Proactive Infliximab Optimization Using a PK Dashboard Versus SOC in Patients With Crohn's Disease: The OPTIMIZE Trial
Crohn's disease (CD) is a life-long chronic inflammatory bowel disease (IBD) characterized by transmural inflammation of the intestine. CD is a global disease in the 21st century with increasing incidence in newly industrialized countries. One of the most effective therapies to treat patients with moderate to severe CD is the antitumor necrosis factor (TNF) agent infliximab (IFX) either as monotherapy or as a combination therapy with an immunomodulator (IMM), such as azathioprine or methotrexate (MTX).
Although more effective, combination therapy is associated with more serious adverse events, such as serious opportunistic infections and cancers, as well as potential treatment adherence issues. Consequently, many patients and physicians choose to use IFX alone as safety is often prioritized over efficacy. Unfortunately, up to 30% of patients do not respond to induction therapy, and up to 50% of initial responders lose response over time. It is only if patients lose response that physicians check blood IFX concentrations (i.e., reactive therapeutic drug monitoring [TDM]), or empirically increase IFX dose. Reactive TDM helps to explain and better manage these patients with lack or loss of response to IFX. In many cases, the lack or LOR is due to low drug concentrations with or without development of antibodies to IFX (ATI). Unfortunately, reactive TDM or empiric dose escalation is often too late for patients who do not either respond to IFX induction therapy or lose response during maintenance. This reactive approach results in many patients losing IFX as a therapeutic option.

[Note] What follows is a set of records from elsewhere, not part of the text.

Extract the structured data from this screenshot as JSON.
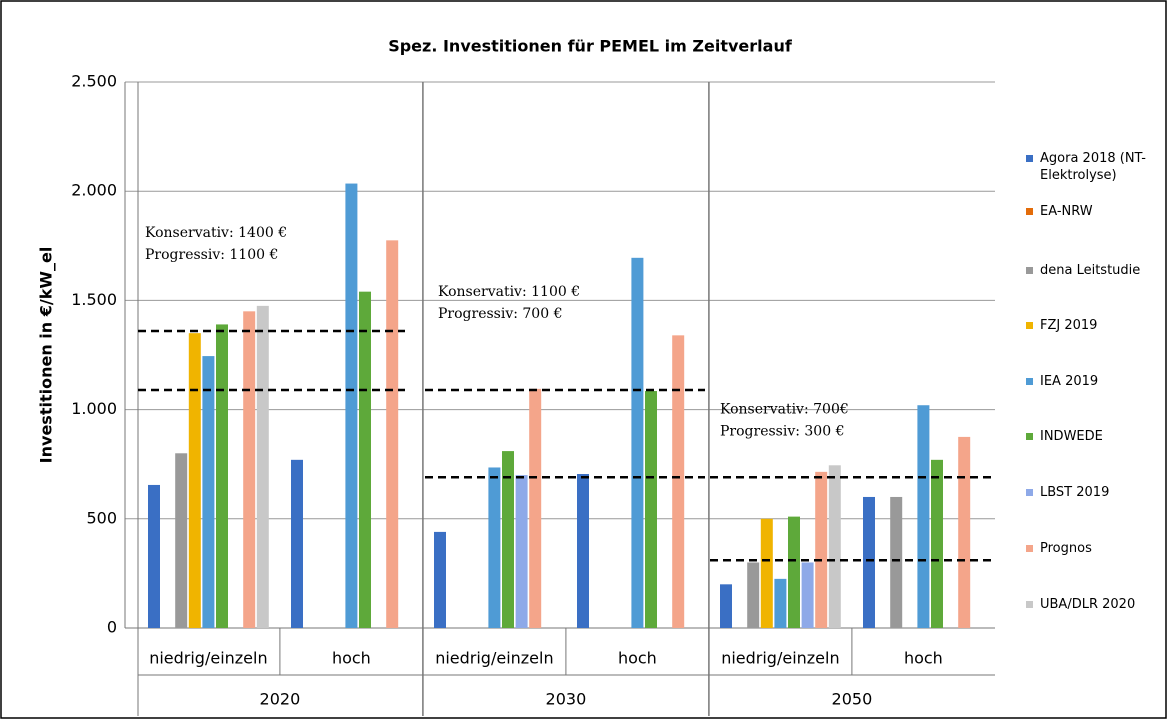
{
  "chart_data": {
    "type": "bar",
    "title": "Spez. Investitionen für PEMEL im Zeitverlauf",
    "y_label": "Investitionen in €/kW_el",
    "categories": [
      "niedrig/einzeln",
      "hoch",
      "niedrig/einzeln",
      "hoch",
      "niedrig/einzeln",
      "hoch"
    ],
    "groups": [
      "2020",
      "2030",
      "2050"
    ],
    "ylim": [
      0,
      2500
    ],
    "yticks": [
      0,
      500,
      {
        "value": 1000,
        "label": "1.000"
      },
      {
        "value": 1500,
        "label": "1.500"
      },
      {
        "value": 2000,
        "label": "2.000"
      },
      {
        "value": 2500,
        "label": "2.500"
      }
    ],
    "grid": true,
    "series": [
      {
        "name": "Agora 2018 (NT-Elektrolyse)",
        "color": "#3a6fc4",
        "values": [
          655,
          770,
          440,
          705,
          200,
          600
        ]
      },
      {
        "name": "EA-NRW",
        "color": "#e36c0a",
        "values": [
          null,
          null,
          null,
          null,
          null,
          null
        ]
      },
      {
        "name": "dena Leitstudie",
        "color": "#999999",
        "values": [
          800,
          null,
          null,
          null,
          300,
          600
        ]
      },
      {
        "name": "FZJ 2019",
        "color": "#f0b400",
        "values": [
          1350,
          null,
          null,
          null,
          500,
          null
        ]
      },
      {
        "name": "IEA 2019",
        "color": "#4f9bd5",
        "values": [
          1245,
          2035,
          735,
          1695,
          225,
          1020
        ]
      },
      {
        "name": "INDWEDE",
        "color": "#5ea93a",
        "values": [
          1390,
          1540,
          810,
          1085,
          510,
          770
        ]
      },
      {
        "name": "LBST 2019",
        "color": "#8ea9e8",
        "values": [
          null,
          null,
          700,
          null,
          300,
          null
        ]
      },
      {
        "name": "Prognos",
        "color": "#f4a58a",
        "values": [
          1450,
          1775,
          1095,
          1340,
          715,
          875
        ]
      },
      {
        "name": "UBA/DLR 2020",
        "color": "#c8c8c8",
        "values": [
          1475,
          null,
          null,
          null,
          745,
          null
        ]
      }
    ],
    "annotations": [
      {
        "lines": [
          "Konservativ: 1400 €",
          "Progressiv: 1100 €"
        ],
        "ref_values": [
          1360,
          1090
        ]
      },
      {
        "lines": [
          "Konservativ: 1100 €",
          "Progressiv: 700 €"
        ],
        "ref_values": [
          1090,
          690
        ]
      },
      {
        "lines": [
          "Konservativ: 700€",
          "Progressiv: 300 €"
        ],
        "ref_values": [
          690,
          310
        ]
      }
    ]
  }
}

Preliminary data show that proactive IFX optimization to achieve a threshold drug concentration during maintenance therapy (even if the patient is asymptomatic) compared to empiric dose escalation and/or reactive TDM is associated with better long-term outcomes including longer drug persistence, reduced risk of relapse, and fewer hospitalizations and surgeries. IFX dosing by weight only (i.e., mg/kg) may not be adequate for many patients as interindividual variability in drug clearance and other factors affecting IFX concentrations and PK are often not accounted for. Dosing calculators take into account all of these individual factors and improve the precision of dosing towards better personalized medicine. These systems have already been validated, and personalized dosing has shown clinical benefit in patients with IBD.
This is a randomized, controlled, multicenter, open-label study that plans to enroll 196 participants with moderately to severely active CD. All eligible participants will be randomly assigned in a 1:1 ratio to receive either IFX monotherapy with proactive TDM or SOC IFX therapy, with or without concomitant IMM therapy, and empiric dose optimization or reactive TDM, at the discretion of the investigator.